You may ask, why can't we cut out all or at least several puzzle pieces at a time? We can. But, depending on how many puzzle pieces you have, it may become complicated. In my case (in my real pages, not this cat example), the complicating factor was that the images in each layer were quite a bit bigger than their designated puzzle piece. Typically each of my puzzle pieces focused on only 1-2 details in an image. That caused the rest of the image to extend way beyond the boundary of the puzzle piece. In such case, if you make too many layers visible at the same time, they'll overlap and intrude into each others' territory, making it impossible to cut them out all at the same time. But in principle you can cut out several pieces with only one puzzle drawing.
For that, you have to determine which layers are feasible to cut out in one drawing, i.e. which ones don't intrude upon each other. In this example, such layers are ImgY and ImgZ. White ImgZ (the bottom cat) overlaps a small part of ImgY (the leftmost cat), the part it overlaps is not inside ImgY's puzzle. On the other hand, ImgY overlaps a significant part of ImgX, so I can't cut out ImgX and ImgY together.
If I wanted to cut out ImgY and ImgZ together, I would make ImgX invisible, leaving only ImgY, ImgZ and White layers visible, and then merge these 3 layers. Then I would draw a beveled puzzle on the merged layer, as in Fig. 26
Figure 26. After all three ImgY, ImgZ and White layers
were merged, a beveled puzzle was drawn over both ImgY and ImgZ,
enabling them both to be cut out with just one puzzle drawing
Figure 27. These two separate images is what you get
after cutting out ImgY and ImgZ from the example above.
For the sake of completeness I should mention (although you can easily figure it out for yourself) that sometimes you can minimize the overlap by changing the stacking order of layers. You can change their stacking order (i.e. lower or raise certain layers, therby making them overlap fewer or more layers), by clicking the "down arrow" or "up arrow" buttons in the bottom toolbar of Layers, Channels and Paths menu.
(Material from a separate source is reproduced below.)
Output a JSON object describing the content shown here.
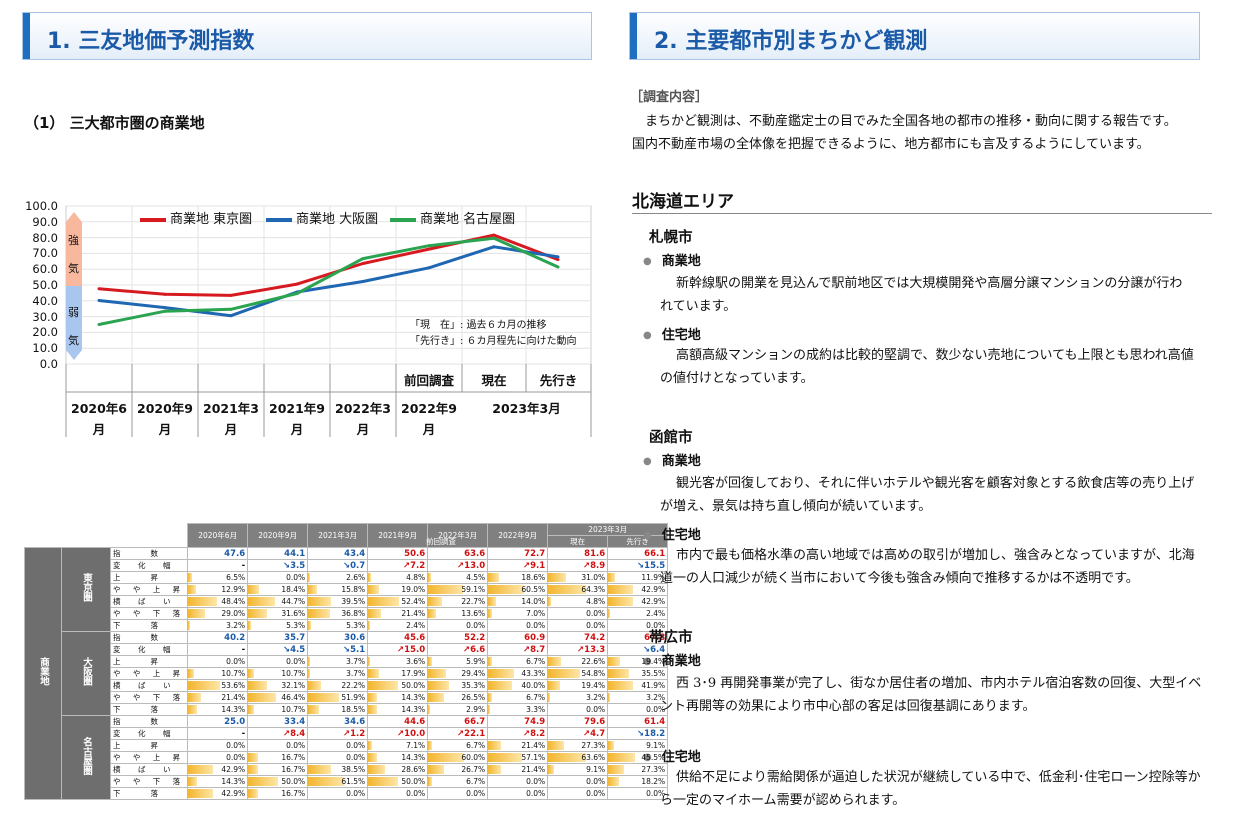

Creating text. The text that appears when you move the mouse over a puzzle piece is a .gif image too. To create it, put the focus on the window of the B2 GIF you've just created, and create a new image. In the New Image dialog box the Width and Height should be the same as those of the B2 image, and "Fill Type" should be set to "Transparent". Click "OK". Right-click in the resulting image and select Filters->Render->Dynamic Text. The GDynText dialog box that you'll see is pretty intuitive. Type your text, in several lines if you want, and assign font, its size, alignment, etc. Be warned, though, that some fonts, when you click "OK" or "Apply", will complain that there is no such font. It's my impression that ALL but the simplest fonts do that. I don't know if it's because I neglected to install the rest of the fonts. If I ever get to trying to download and install more fonts, I'll post an update. For now, I found myself limited to only the simplest fonts, alas.
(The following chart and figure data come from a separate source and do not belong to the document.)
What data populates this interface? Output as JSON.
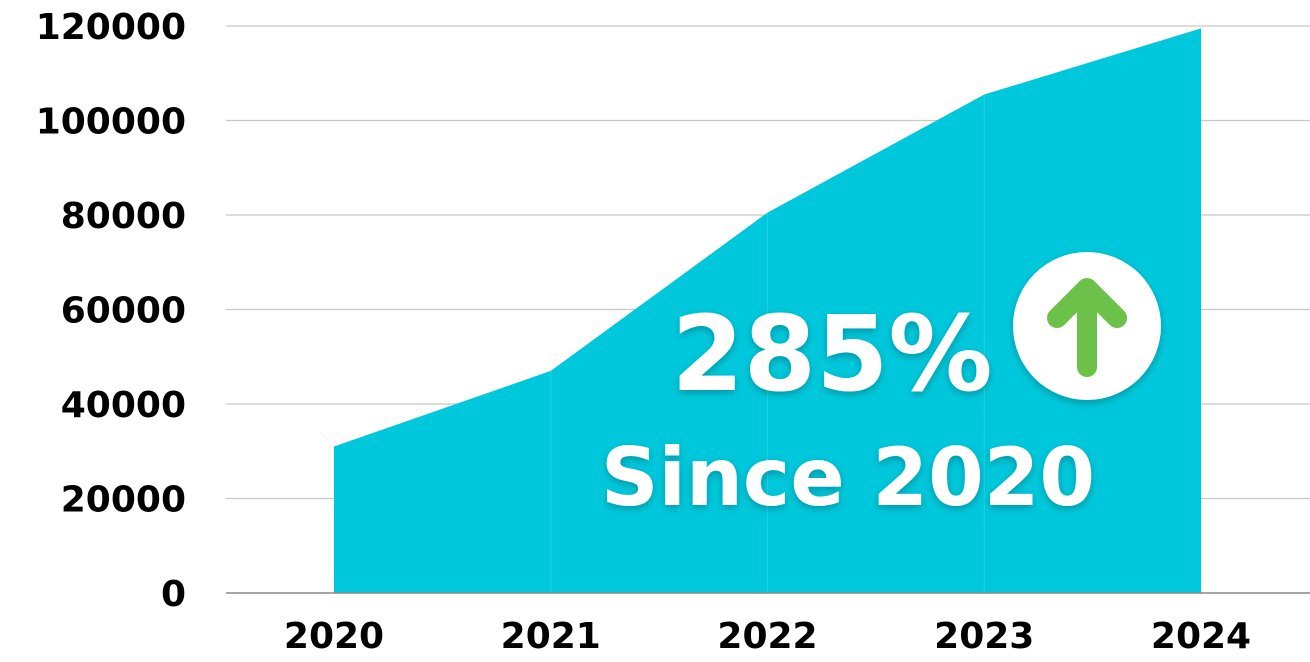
{
  "chart_data": {
    "type": "area",
    "categories": [
      "2020",
      "2021",
      "2022",
      "2023",
      "2024"
    ],
    "values": [
      31000,
      47000,
      80500,
      105500,
      119500
    ],
    "ylim": [
      0,
      120000
    ],
    "yticks": [
      "0",
      "20000",
      "40000",
      "60000",
      "80000",
      "100000",
      "120000"
    ],
    "grid": true,
    "legend": "none",
    "colors": {
      "area": "#00C8DC",
      "grid": "#C8C8C8",
      "axis": "#888888",
      "badge_circle": "#FFFFFF",
      "arrow": "#6CC24A"
    }
  },
  "callout": {
    "percent": "285%",
    "subtitle": "Since 2020",
    "icon": "arrow-up-icon"
  }
}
After you clicked "OK", the text you typed became its own layer, enabling you to move it around in the image.
Saving. This is a good place to save this little image, and I recommend saving it as GIMP XCF format, since it will preserve the text in its own layer. Useful if you decide to edit or move it later. If you save it in any other format, the text layer will merge with the background and become uneditable.
If you decide to change the text or put the line breaks in other places, or something, bring up the GDynText dialog box again. (If Dynamic text was the last operation you did, use Re-show last by hitting Shift+Alt+F.) The dialog box will contain the previously typed text.
After you are satisfied with the text, save it as a GIF. [How to save a file as GIF.]